THE HOUSE WHERE I LIVE
If this gray house where I live, house
with a white fence and a red door,
where I live on the third floor—
if this house were in a different
country, today I might have watched,
from my third floor, the building
across the street explode, hit
by a bomb, which might in fact
have hit the house where I live, which
if I lived in a different state might
have burst into flames from a wildfire
fed by climate change, which
if I lived in a different country might
today have caused floods that might
have swept my house away—
but as it is I sit on this third floor
in this hottest summer ever recorded
and try to keep the air conditioner
off while bombs explode and fires
and floods surge, far from my gray house
with its white fence and its red door.
EITHER OR
There were others who lived in the halfway house
where the agency sent me that college summer.
But the one I remember best was what we now
call intersexed. There were questions: which and how.
Later my mother told me my friend’s mother
had years before had my friend’s clitoris reduced.
Then I learned of a woman who, as a boy, had her womb
and functioning ovaries removed without her consent.

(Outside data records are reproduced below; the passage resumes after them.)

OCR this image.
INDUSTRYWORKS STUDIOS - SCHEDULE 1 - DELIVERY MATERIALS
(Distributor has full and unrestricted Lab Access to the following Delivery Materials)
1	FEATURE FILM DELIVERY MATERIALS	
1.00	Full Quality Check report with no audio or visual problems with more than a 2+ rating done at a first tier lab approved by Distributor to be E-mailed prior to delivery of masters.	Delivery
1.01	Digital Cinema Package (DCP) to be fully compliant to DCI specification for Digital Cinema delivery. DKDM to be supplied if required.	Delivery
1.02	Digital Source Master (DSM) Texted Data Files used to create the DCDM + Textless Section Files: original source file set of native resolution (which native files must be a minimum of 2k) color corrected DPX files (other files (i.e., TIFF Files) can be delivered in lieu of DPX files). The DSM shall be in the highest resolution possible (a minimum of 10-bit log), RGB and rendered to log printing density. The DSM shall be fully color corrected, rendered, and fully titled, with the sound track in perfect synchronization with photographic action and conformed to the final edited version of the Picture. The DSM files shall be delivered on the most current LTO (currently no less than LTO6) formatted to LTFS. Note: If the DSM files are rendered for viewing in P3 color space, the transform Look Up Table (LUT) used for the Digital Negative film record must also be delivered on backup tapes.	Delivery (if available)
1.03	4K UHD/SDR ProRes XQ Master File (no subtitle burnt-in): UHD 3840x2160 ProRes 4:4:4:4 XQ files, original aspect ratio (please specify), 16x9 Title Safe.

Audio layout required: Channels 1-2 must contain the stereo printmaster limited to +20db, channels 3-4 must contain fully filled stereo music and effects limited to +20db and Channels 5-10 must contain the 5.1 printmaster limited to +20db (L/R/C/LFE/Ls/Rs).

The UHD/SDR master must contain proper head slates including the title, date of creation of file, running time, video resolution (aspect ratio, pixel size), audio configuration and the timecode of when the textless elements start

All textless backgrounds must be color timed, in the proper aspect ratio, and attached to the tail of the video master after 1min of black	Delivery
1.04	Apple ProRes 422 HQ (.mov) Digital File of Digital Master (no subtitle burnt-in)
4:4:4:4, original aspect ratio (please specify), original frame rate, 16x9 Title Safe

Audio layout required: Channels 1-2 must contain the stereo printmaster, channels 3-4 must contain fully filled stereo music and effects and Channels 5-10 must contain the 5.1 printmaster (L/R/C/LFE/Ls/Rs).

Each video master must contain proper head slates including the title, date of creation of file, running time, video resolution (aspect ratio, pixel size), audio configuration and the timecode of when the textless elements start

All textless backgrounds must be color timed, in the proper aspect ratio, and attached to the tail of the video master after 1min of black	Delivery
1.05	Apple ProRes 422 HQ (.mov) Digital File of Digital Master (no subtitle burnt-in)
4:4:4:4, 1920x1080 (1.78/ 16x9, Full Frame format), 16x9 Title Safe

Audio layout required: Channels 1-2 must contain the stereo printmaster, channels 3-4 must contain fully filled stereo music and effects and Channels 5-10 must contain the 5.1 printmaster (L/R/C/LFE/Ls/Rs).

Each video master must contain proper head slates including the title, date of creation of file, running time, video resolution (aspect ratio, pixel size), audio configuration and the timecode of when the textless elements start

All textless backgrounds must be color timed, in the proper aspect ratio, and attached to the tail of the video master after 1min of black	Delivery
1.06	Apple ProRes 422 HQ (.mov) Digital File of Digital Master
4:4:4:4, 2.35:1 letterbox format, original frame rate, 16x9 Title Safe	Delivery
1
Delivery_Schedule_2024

And the man whose infant penis was damaged and who
at two was declared a girl and had his testes removed.
And the woman runner who can’t compete
unless she resumes testosterone-reduction drugs.
Because there are only two genders.
*
Because there are only two genders,
testosterone-reduction drugs
may be denied to women who, allowed to compete
only with men with testes, may be removed
from women’s bathrooms, bathrooms which men who
may be denied testosterone will have to use, without the consent
of women users, men who can’t be called people with wombs,
while the status of women with wombs will be reduced
to less than the status enjoyed by their mothers,
who did not have to question whether or how
to use their wombs, in a time remembered now
as a time when people had agency, summer
or winter, could live in their own, could be their own houses.